Second, despite the fact that the inclusion criteria applied in this versus older reviews resulted in relatively homogeneous examination methodologies, the residual variation in the periodontal examination methods used among the reviewed studies must be recognized. Important differences relate to full- vs. half-mouth examination protocols, the varying number of periodontal sites assessed per tooth and/or per mouth, and the types of periodontal probing devices used. These differences should be considered before making definitive inferences based on any specific between-population comparisons that may be of interest to the reader.
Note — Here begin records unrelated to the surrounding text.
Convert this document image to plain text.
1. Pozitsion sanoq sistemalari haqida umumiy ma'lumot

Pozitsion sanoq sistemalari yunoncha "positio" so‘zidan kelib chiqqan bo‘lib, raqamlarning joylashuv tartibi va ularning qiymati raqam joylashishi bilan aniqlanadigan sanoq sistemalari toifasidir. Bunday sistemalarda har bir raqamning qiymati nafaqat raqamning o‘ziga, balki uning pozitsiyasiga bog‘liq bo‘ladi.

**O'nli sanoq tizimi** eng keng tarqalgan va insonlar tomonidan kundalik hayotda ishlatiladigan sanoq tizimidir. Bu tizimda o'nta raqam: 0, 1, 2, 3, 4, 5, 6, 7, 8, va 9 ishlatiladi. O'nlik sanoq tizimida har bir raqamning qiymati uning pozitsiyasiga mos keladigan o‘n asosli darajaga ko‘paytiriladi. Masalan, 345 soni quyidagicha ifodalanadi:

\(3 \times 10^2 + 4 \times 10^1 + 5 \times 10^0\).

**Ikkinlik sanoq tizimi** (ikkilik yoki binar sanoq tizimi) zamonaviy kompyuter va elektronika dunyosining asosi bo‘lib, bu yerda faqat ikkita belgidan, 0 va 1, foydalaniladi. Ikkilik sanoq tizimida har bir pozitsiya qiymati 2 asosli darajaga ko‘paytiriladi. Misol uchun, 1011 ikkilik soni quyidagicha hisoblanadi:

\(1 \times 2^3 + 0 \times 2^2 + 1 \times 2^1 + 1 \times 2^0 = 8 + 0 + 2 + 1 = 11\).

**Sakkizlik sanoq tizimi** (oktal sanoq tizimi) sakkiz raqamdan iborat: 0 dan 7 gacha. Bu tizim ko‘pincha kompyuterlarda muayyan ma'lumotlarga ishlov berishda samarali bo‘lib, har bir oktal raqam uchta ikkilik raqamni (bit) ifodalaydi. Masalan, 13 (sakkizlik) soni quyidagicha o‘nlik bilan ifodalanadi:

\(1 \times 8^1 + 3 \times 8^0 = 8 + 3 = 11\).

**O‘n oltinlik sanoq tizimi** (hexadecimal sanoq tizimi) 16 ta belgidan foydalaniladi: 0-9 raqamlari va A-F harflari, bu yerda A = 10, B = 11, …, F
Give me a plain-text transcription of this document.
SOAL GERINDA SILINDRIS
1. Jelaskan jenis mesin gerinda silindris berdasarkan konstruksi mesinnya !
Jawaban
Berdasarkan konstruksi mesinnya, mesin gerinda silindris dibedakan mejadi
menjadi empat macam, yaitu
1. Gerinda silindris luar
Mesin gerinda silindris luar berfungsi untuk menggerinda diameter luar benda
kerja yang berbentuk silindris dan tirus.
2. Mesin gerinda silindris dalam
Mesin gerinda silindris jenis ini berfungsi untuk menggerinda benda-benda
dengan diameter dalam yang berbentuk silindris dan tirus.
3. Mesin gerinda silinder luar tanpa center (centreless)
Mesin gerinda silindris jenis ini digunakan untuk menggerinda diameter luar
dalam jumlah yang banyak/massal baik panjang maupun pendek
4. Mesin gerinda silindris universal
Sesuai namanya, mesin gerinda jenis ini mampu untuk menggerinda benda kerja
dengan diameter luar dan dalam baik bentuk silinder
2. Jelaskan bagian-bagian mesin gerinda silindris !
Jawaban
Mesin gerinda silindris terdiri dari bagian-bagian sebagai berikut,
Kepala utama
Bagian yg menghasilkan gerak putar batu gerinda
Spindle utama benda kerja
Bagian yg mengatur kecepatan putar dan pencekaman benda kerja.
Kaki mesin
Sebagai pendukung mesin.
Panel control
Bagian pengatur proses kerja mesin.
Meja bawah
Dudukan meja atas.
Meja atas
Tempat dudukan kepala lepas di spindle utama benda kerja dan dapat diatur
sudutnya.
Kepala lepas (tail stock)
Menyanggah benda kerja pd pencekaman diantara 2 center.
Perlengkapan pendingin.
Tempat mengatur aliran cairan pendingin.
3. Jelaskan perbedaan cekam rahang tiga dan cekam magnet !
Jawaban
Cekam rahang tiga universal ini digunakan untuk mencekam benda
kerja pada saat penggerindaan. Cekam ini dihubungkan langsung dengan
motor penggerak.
Third, this review does not address periodontitis incidence. It is often tempting to speculate about population incidence (number of new cases per time period) patterns based on the observed prevalence patterns. However, because prevalence is a function of both incidence and disease duration (26), prevalence does not directly reflect incidence patterns and can be misleading in some situations. For example, assume the age-standardized prevalence of periodontitis to be equal in populations A & B, but with the treatment standards in population A favoring more aggressive tooth extraction practices among periodontitis patients. In this case, the observed prevalence in population A is lower than what would have been observed if tooth extractions were equally likely in population A vs. B (i.e., more teeth with periodontitis in population A were extracted and therefore unavailable for recording in epidemiological studies). Therefore, as pointed out by Hennekens and Buring (26), “a change in prevalence from one time period to another may be the result of changes in incidence rates, changes in the duration of disease, or both”. Importantly, the same is true for between-study variations in disease prevalence.
Concluding remarks
In the present review, we have sacrificed quantity for comparability and observed that the prevalence of periodontitis has considerable international variation. Nevertheless, it remains difficult to make conclusive statements about the global periodontitis prevalence due to an overall dearth of studies reporting comparable estimates. We have summarized only 21 studies, only a few of which are from Asia and none of which are from Africa – two continents that contain much of the global population. Therefore, while there is evidence of increasing standardization in the reporting of periodontitis prevalence estimates, more standardization is needed before comprehensive global comparisons can be made. A decade after the introduction of the current system of Classification of Periodontal Diseases and Conditions, it is apparent that an accurate estimate of prevalence of the currently recognized major diagnostic forms of periodontitis is not feasible. As discussed above, the defined primary features of the two diseases do not facilitate a distinction between them in epidemiologic studies. Thus, while more research is clearly needed before an evidence/biology-based convergence on periodontitis definitions can emerge, adoption of additional criteria is essential to facilitate differential diagnosis in epidemiologic studies and accurate assessment of secular trends. Over the past few years, a number of definitions for descriptive epidemiologic studies of ‘periodontitis’ as a single disease entity have emerged, such as the joint CDC/AAP definition as well as clinical attachment loss extent measures at specific severity thresholds (incipient, moderate, advanced). It is essential for future epidemiologic studies of periodontitis to provide data on attachment loss and inflammatory status with sufficient detail and in a standardized manner so that more complex ‘case’ definitions can be easily constructed and applied to nationally representative datasets.
Acknowledgments
This work was supported by grants K99 DE-018739 (R.T.D) and DE015649 (P.N.P) and a CTSA Award RR025158.